The other important area where Biden has taken bold initiatives is on the role of the worker unions which has been argued as a major source of the rising inequality. Union membership has declined precipitously in the US and accounted for about 10.8 per cent of US employees last year, half the rate in 1983. Biden issued an executive order establishing the White House Task Force on Worker Organizing and Empowerment, a move that aims to help unions expand their ranks. The White House also issued a fact sheet, saying that Biden’s proposed $2.3 trillion infrastructure plan would create many union jobs in construction, clean energy and other fields by, for instance, requiring companies that receive money under the legislation not to oppose unionization efforts. Biden has vigorously supported the Protecting the Right to Organize Act, the most pro-union legislation to advance in the Congress since the 1930s. Among other things, the ‘Pro Act’ would take away some of corporate America’s most effective tactics in fighting unionization and give state and local employees in all 50 states the right to unionize.

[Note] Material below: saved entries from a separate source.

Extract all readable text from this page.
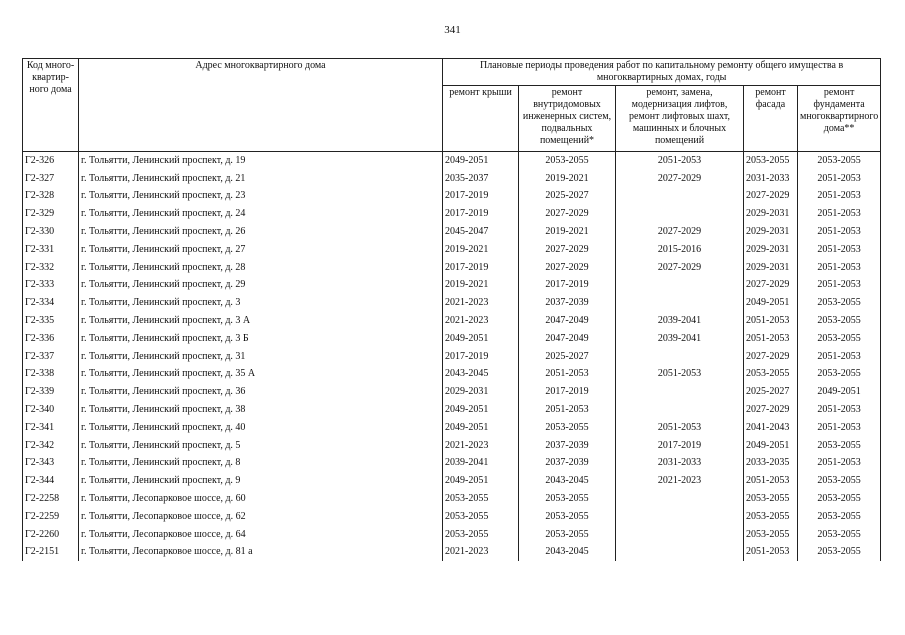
341
Код много-квартир-ного дома	Адрес многоквартирного дома	Плановые периоды проведения работ по капитальному ремонту общего имущества в многоквартирных домах, годы				
		ремонт крыши	ремонт внутридомовых инженерных систем, подвальных помещений*	ремонт, замена, модернизация лифтов, ремонт лифтовых шахт, машинных и блочных помещений	ремонт фасада	ремонт фундамента многоквартирного дома**
Г2-326	г. Тольятти, Ленинский проспект, д. 19	2049-2051	2053-2055	2051-2053	2053-2055	2053-2055
Г2-327	г. Тольятти, Ленинский проспект, д. 21	2035-2037	2019-2021	2027-2029	2031-2033	2051-2053
Г2-328	г. Тольятти, Ленинский проспект, д. 23	2017-2019	2025-2027		2027-2029	2051-2053
Г2-329	г. Тольятти, Ленинский проспект, д. 24	2017-2019	2027-2029		2029-2031	2051-2053
Г2-330	г. Тольятти, Ленинский проспект, д. 26	2045-2047	2019-2021	2027-2029	2029-2031	2051-2053
Г2-331	г. Тольятти, Ленинский проспект, д. 27	2019-2021	2027-2029	2015-2016	2029-2031	2051-2053
Г2-332	г. Тольятти, Ленинский проспект, д. 28	2017-2019	2027-2029	2027-2029	2029-2031	2051-2053
Г2-333	г. Тольятти, Ленинский проспект, д. 29	2019-2021	2017-2019		2027-2029	2051-2053
Г2-334	г. Тольятти, Ленинский проспект, д. 3	2021-2023	2037-2039		2049-2051	2053-2055
Г2-335	г. Тольятти, Ленинский проспект, д. 3 А	2021-2023	2047-2049	2039-2041	2051-2053	2053-2055
Г2-336	г. Тольятти, Ленинский проспект, д. 3 Б	2049-2051	2047-2049	2039-2041	2051-2053	2053-2055
Г2-337	г. Тольятти, Ленинский проспект, д. 31	2017-2019	2025-2027		2027-2029	2051-2053
Г2-338	г. Тольятти, Ленинский проспект, д. 35 А	2043-2045	2051-2053	2051-2053	2053-2055	2053-2055
Г2-339	г. Тольятти, Ленинский проспект, д. 36	2029-2031	2017-2019		2025-2027	2049-2051
Г2-340	г. Тольятти, Ленинский проспект, д. 38	2049-2051	2051-2053		2027-2029	2051-2053
Г2-341	г. Тольятти, Ленинский проспект, д. 40	2049-2051	2053-2055	2051-2053	2041-2043	2051-2053
Г2-342	г. Тольятти, Ленинский проспект, д. 5	2021-2023	2037-2039	2017-2019	2049-2051	2053-2055
Г2-343	г. Тольятти, Ленинский проспект, д. 8	2039-2041	2037-2039	2031-2033	2033-2035	2051-2053
Г2-344	г. Тольятти, Ленинский проспект, д. 9	2049-2051	2043-2045	2021-2023	2051-2053	2053-2055
Г2-2258	г. Тольятти, Лесопарковое шоссе, д. 60	2053-2055	2053-2055		2053-2055	2053-2055
Г2-2259	г. Тольятти, Лесопарковое шоссе, д. 62	2053-2055	2053-2055		2053-2055	2053-2055
Г2-2260	г. Тольятти, Лесопарковое шоссе, д. 64	2053-2055	2053-2055		2053-2055	2053-2055
Г2-2151	г. Тольятти, Лесопарковое шоссе, д. 81 а	2021-2023	2043-2045		2051-2053	2053-2055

In this way, Biden is undertaking an extraordinary effort to help reverse the decades-long decline in labour unions’ membership and power.
Finally, Biden signed an executive order that requires federal contractors to pay a $15-an-hour minimum wage. Currently, the minimum wage for federal workers is $10.95 per hour and the tipped minimum wage is $7.65 per hour. The Minimum Wage legislation was started by Roosevelt in 1938 as part of the New Deal where he famously intended this rate to be “more than a bare subsistence level”. The minimum wage was created expressly to ensure that people of all skill-levels, if they worked, could “earn a decent living” off those wages — thus, a living wage. Over the last few decades, this has been a bone of contention and a serious political issue in the US.
This ‘leftward’ shift of the Biden administration is very illuminating given it has implications for other world economies too, namely India, where inequality is currently one of the highest in the world.